Deficiency of MT-III, the “brain-specific” class of MT, has been implicated in the pathogenesis of Alzheimer's disease, although this finding has been strongly disputed. MT-III reduces neuronal survival, and the applicants have shown that, when MT-III is added to cultured neurons it reduces neurite sprouting. Exogenous MT-III appears to have an opposing effect to MT-IIA and it is expected that comparison of their structures will reveal strategies for designing analogues of both which have specific neurotrophic properties. It has been shown that exposure of rat brain lesions to MT-III causes vacuolisation, consistent with extensive neuronal death.
Metallothionein and Heavy Metals
There is a large body of literature on the relationship between metallothionein and heavy metals, particularly cadmium. MT was originally isolated as a cadmium-binding protein, and it is known that it acts as the major intracellular sink for this toxic metal. Hence, people exposed to cadmium in the workplace or through contaminated diet will have elevated metallothionein levels, particularly in the kidney. There is no question that MT acts to protect cells against cadmium, however it is not an effective agent, nor is it likely that this is the actual physiological role for the protein: it is likely an adventitious property derived from the chemical similarity between zinc and cadmium. One consequence of this is the numerous studies of the pharmacokinetics of metallothionein bound to heavy metals, following various routes of administration. Whilst cadmiummetallothionein is (not surprisingly) toxic, it is not believed that zinc or copper-metallothioneins will have significant metal-based toxicity at the concentrations employed in the studies below.
The applicants have examined the action of metallothionein proteins; including MT-IIA, a major human metallothionein of the MT-I/II class.
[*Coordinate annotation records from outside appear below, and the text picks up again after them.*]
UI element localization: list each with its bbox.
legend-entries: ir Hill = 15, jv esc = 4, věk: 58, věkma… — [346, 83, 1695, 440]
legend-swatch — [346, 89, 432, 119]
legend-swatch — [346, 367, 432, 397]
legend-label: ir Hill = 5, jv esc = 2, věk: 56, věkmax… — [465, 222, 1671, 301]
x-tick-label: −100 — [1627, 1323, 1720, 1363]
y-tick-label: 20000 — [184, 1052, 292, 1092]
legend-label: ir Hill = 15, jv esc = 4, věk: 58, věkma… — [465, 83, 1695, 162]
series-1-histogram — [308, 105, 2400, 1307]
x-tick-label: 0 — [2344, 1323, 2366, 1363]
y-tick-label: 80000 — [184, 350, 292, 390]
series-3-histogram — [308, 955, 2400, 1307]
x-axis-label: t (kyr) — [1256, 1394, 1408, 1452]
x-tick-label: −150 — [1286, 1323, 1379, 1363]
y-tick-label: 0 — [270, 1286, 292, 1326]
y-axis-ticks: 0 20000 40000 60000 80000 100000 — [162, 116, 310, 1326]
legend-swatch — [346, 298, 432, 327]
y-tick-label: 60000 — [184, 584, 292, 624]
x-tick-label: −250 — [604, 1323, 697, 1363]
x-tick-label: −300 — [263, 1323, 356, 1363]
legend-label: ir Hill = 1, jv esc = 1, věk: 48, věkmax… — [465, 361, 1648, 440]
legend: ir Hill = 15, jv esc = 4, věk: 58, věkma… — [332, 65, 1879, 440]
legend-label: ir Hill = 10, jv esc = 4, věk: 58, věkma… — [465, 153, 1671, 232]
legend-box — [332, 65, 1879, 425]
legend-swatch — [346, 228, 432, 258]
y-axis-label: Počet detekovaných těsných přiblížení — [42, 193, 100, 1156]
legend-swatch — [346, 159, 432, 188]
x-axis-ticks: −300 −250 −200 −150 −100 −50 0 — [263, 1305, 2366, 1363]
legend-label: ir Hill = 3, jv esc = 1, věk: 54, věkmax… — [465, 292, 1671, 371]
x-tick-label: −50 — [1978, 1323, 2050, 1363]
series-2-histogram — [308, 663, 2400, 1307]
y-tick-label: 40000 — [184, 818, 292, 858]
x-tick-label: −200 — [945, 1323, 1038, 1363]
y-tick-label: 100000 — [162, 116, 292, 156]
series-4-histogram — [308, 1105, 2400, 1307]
The studies found that administration of metallothionein to cultured rat neurons increases neuronal survival and enhances the rate of axonal extension. Furthermore, in lesioned rat brains, metallothionein enhances regenerative axonal extension into the lesions and replacement of damaged tissue. Accordingly, the use of metallothionein as an active ingredient in neuronal therapy provides a novel method of stimulating neuronal growth and neuronal survival, a novel class of therapeutic agents and a novel method of treatment for a range of neuronally based disease states.
Moreover, metallothionein offers several practical advantages as a therapeutic agent.    1. It is a naturally occurring, non-toxic protein    2. It appears possible that intraperitoneally administered metallothionein can enter the CNS compartment, following physical trauma to the brain or spinal cord or breakdown of the blood-brain barrier due to other causes.    3. Metallothionein is not post-translationally modified and hence can be easily produced in bacterial or other expression systems    4. Metallothionein is a small peptide (61 amino acids for MT-IIA, 68 amino acids for human MT-III) and it is very likely that a novel analogue which is amenable to chemical synthesis can be designed.